JEFFERSON CITY, Mo. (CN) - The University of Missouri System's course syllabi are public documents, a national teacher advocacy group told the Missouri Supreme Court.

The National Council for Teacher Quality requested the documents as part of a nationwide effort to rate the college programs that train teachers.

The NCTQ asked the state's high court to compel the University of Missouri System to hand over the documents.

The University of Missouri System argued that the documents are copyrighted and are therefore not subject to open records law.

NCTQ President Kate Walsh, however, says syllabi are not private documents, because colleges across the country routinely post them on the Internet for students. She said that copyright law shouldn't apply, because her organization is using the syllabi strictly in an academic sense and won't be making money off of them.
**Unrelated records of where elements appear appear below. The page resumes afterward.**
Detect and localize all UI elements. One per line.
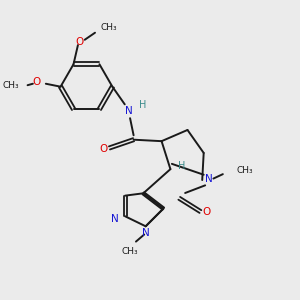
Text: CH₃: CH₃: [100, 23, 117, 32]
Text: O: O: [99, 143, 108, 154]
Text: O: O: [32, 77, 40, 87]
Text: N: N: [111, 214, 119, 224]
Text: N: N: [205, 174, 213, 184]
Text: O: O: [76, 37, 84, 47]
Text: H: H: [178, 160, 185, 171]
Text: CH₃: CH₃: [2, 81, 19, 90]
Text: H: H: [139, 100, 146, 110]
Text: N: N: [125, 106, 133, 116]
Text: N: N: [142, 228, 149, 238]
Text: CH₃: CH₃: [236, 166, 253, 175]
Text: O: O: [203, 207, 211, 217]
Text: CH₃: CH₃: [122, 248, 138, 256]
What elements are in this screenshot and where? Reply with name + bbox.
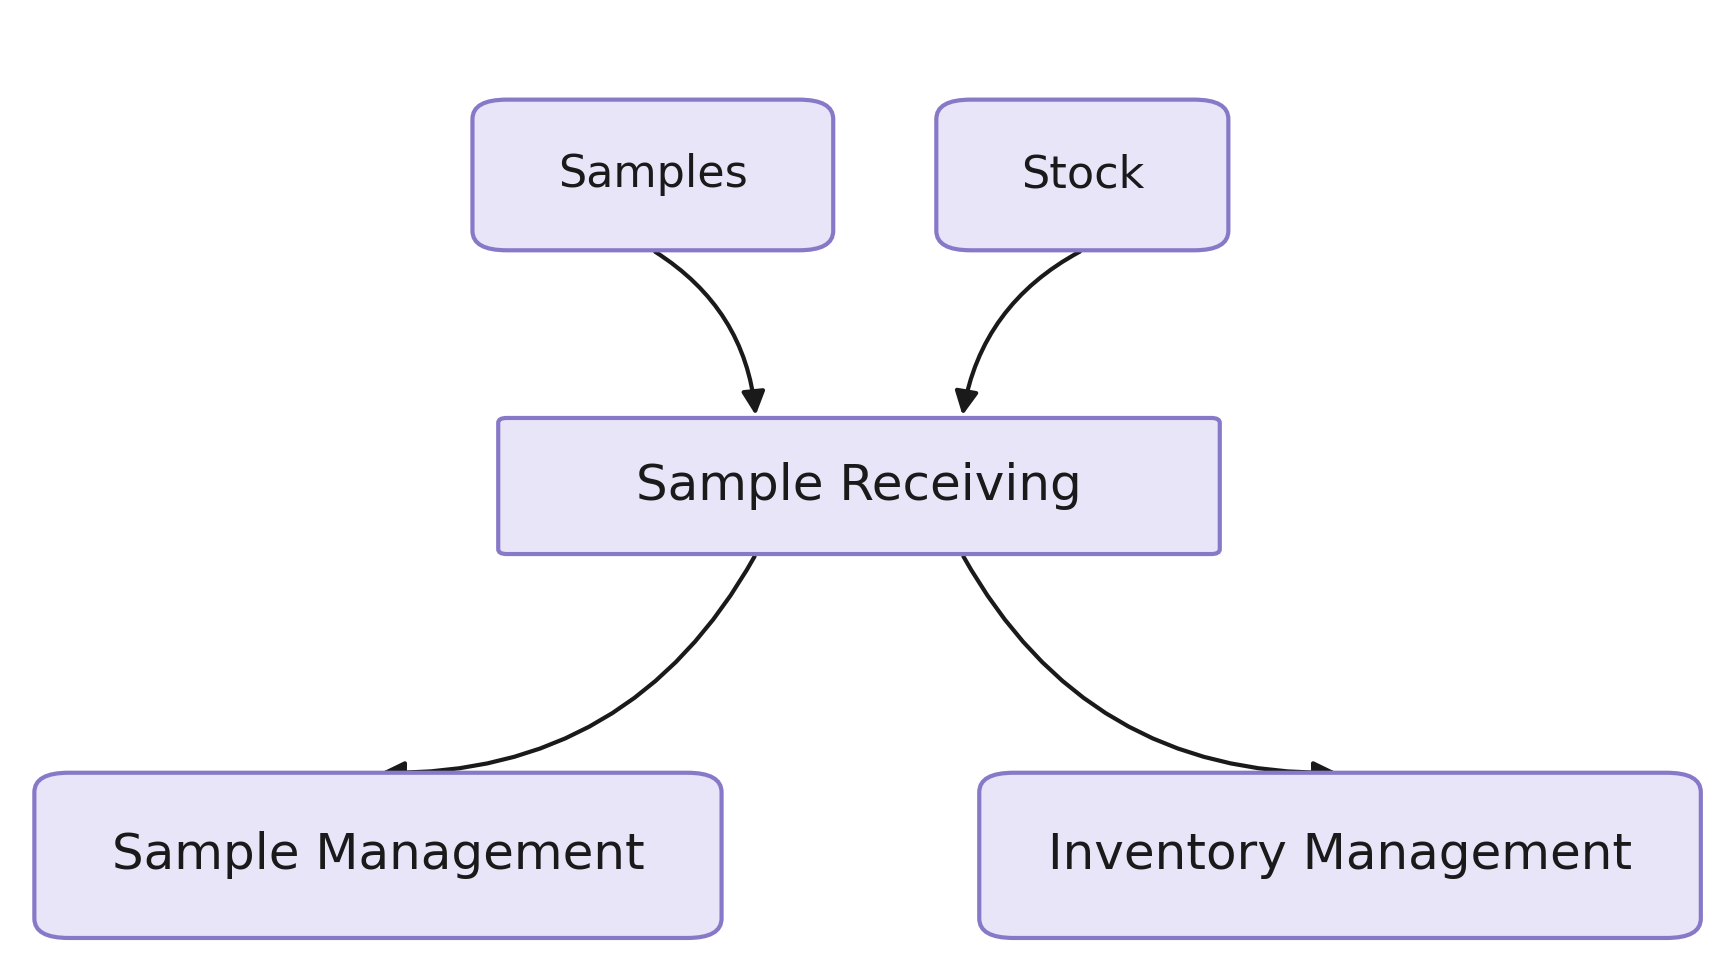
Text: Sample Management: Sample Management	[112, 831, 644, 880]
FancyBboxPatch shape	[936, 100, 1228, 251]
FancyBboxPatch shape	[34, 773, 722, 938]
Text: Sample Receiving: Sample Receiving	[636, 462, 1082, 510]
FancyArrowPatch shape	[385, 556, 754, 782]
FancyBboxPatch shape	[472, 100, 833, 251]
FancyArrowPatch shape	[655, 252, 763, 410]
Text: Stock: Stock	[1020, 154, 1144, 196]
FancyBboxPatch shape	[979, 773, 1701, 938]
FancyBboxPatch shape	[498, 418, 1220, 554]
Text: Inventory Management: Inventory Management	[1048, 831, 1632, 880]
FancyArrowPatch shape	[964, 556, 1333, 782]
Text: Samples: Samples	[558, 154, 747, 196]
FancyArrowPatch shape	[957, 252, 1081, 410]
"We continue to believe our position is the right one," Walsh told the St. Louis Post-Dispatch. "But there is also a principle at stake for any group seeking to get public information from public institutions."

This is the third attempt by the NCTQ to obtain the syllabi. It lost two previous challenges, in 2012 and 2014.

Wisconsin, Minnesota and Missouri put up the biggest legal fights against the NCTQ. Wisconsin settled and handed over the syllabi. Minnesota lost in court and had to hand over the syllabi. Missouri remains the lone holdout.

UM System spokesman John Fougere said the Missouri system is trying to respect the rights of faculty members who wrote the syllabi.